Thursday, March 6, 2008

The Destruction of the "Clothilde", Mobile Bay, 1859

Kay Callison, who does blog interviews for the American Audio Prose Library at           americanaudioprose.org, sent me the following today.  I had never heard of this incident, nor of the Clothilde. Can anyone fill me in?                                                                                                                                                                                                                                                                                      
"Saw a powerful documentary film that made me think of you this past weekend, at our annual True/False Film Festival (regarded as the best in the world, I might add, right here in Columbia, MO.!) It is called "The Order of Myths", and is about the oldest Mardi Gras in the country, in Mobile, AL, which dates back to 1703, as I recall. It is still totally segregated. The whites have theirs, the blacks, theirs.
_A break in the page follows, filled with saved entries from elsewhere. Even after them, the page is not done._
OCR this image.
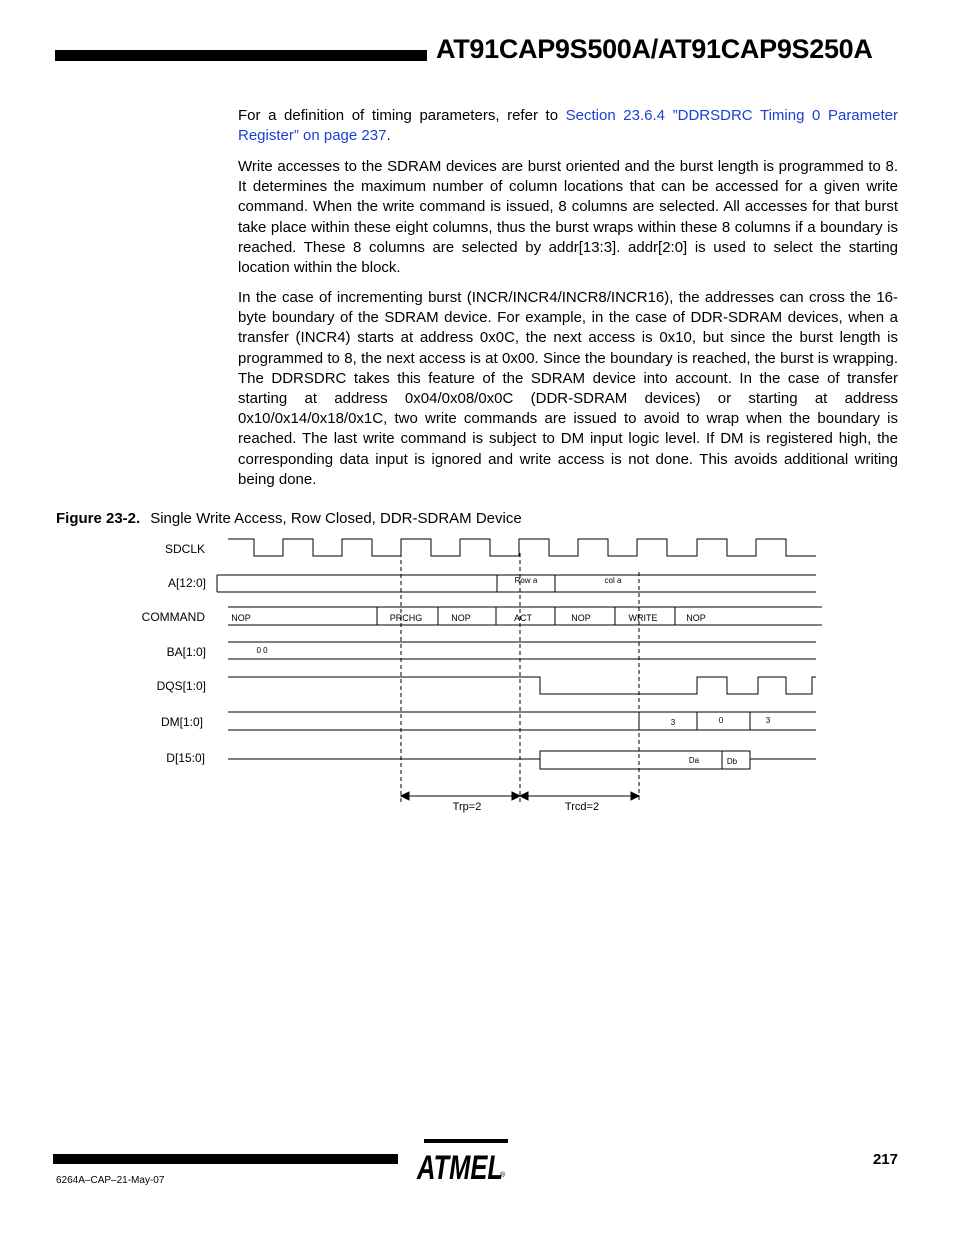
AT91CAP9S500A/AT91CAP9S250A

For a definition of timing parameters, refer to Section 23.6.4 ”DDRSDRC Timing 0 Parameter Register” on page 237.

Write accesses to the SDRAM devices are burst oriented and the burst length is programmed to 8. It determines the maximum number of column locations that can be accessed for a given write command. When the write command is issued, 8 columns are selected. All accesses for that burst take place within these eight columns, thus the burst wraps within these 8 columns if a boundary is reached. These 8 columns are selected by addr[13:3]. addr[2:0] is used to select the starting location within the block.

In the case of incrementing burst (INCR/INCR4/INCR8/INCR16), the addresses can cross the 16-byte boundary of the SDRAM device. For example, in the case of DDR-SDRAM devices, when a transfer (INCR4) starts at address 0x0C, the next access is 0x10, but since the burst length is programmed to 8, the next access is at 0x00. Since the boundary is reached, the burst is wrapping. The DDRSDRC takes this feature of the SDRAM device into account. In the case of transfer starting at address 0x04/0x08/0x0C (DDR-SDRAM devices) or starting at address 0x10/0x14/0x18/0x1C, two write commands are issued to avoid to wrap when the boundary is reached. The last write command is subject to DM input logic level. If DM is registered high, the corresponding data input is ignored and write access is not done. This avoids additional writing being done.

Figure 23-2. Single Write Access, Row Closed, DDR-SDRAM Device
SDCLK
A[12:0]
COMMAND
BA[1:0]
DQS[1:0]
DM[1:0]
D[15:0]
Row a	col a
NOP	PRCHG	NOP	ACT	NOP	WRITE	NOP
0 0
3	0	3
Da	Db
Trp=2	Trcd=2
217
6264A–CAP–21-May-07	ATMEL
®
Key to the narrative is the story of the slave ship Clothilde, which the 3rd great grandfather of the 2006 white Mardi Gras queen (the one in the film) had brought into Mobile with 500 slaves aboard in 1857, on a bet. When he arrived, he went into town to collect on his bet. He left instructions that if he weren't back in one hour, to run the ship aground and set it on fire. As he did not return within the hour, his first mate did just that. Fortunately, all the 600 slaves aboard the ship escaped into the surrounding woods, and they and their descendants formed what they called Africa Town on that site, which remains. The Black 2006 Mardi Gras queen learns during the filming of the documentary that she is directly descended from one of those slaves. This is a very fine documentary, and I hope you get a chance to see it. The films which get brought to True/False are usually getting their debut here. Margaret Brown is the filmmaker. Her mother was the 1966 (very reluctant) White Mardi Gras Queen."                                                                                                                                                                                                                                                                                                                  

Reminds me of Henry Louis Gates' documentary on PBS of a couple of weeks ago, "Black Americans 2", tracing the ancestry of 8 prominent African Americans back to their earliest origins in this country and then--through DNA--to their African tribal roots. Very moving to see them take in this completely new--sometimes wonderful, sometimes challenging  information on camera, in real time.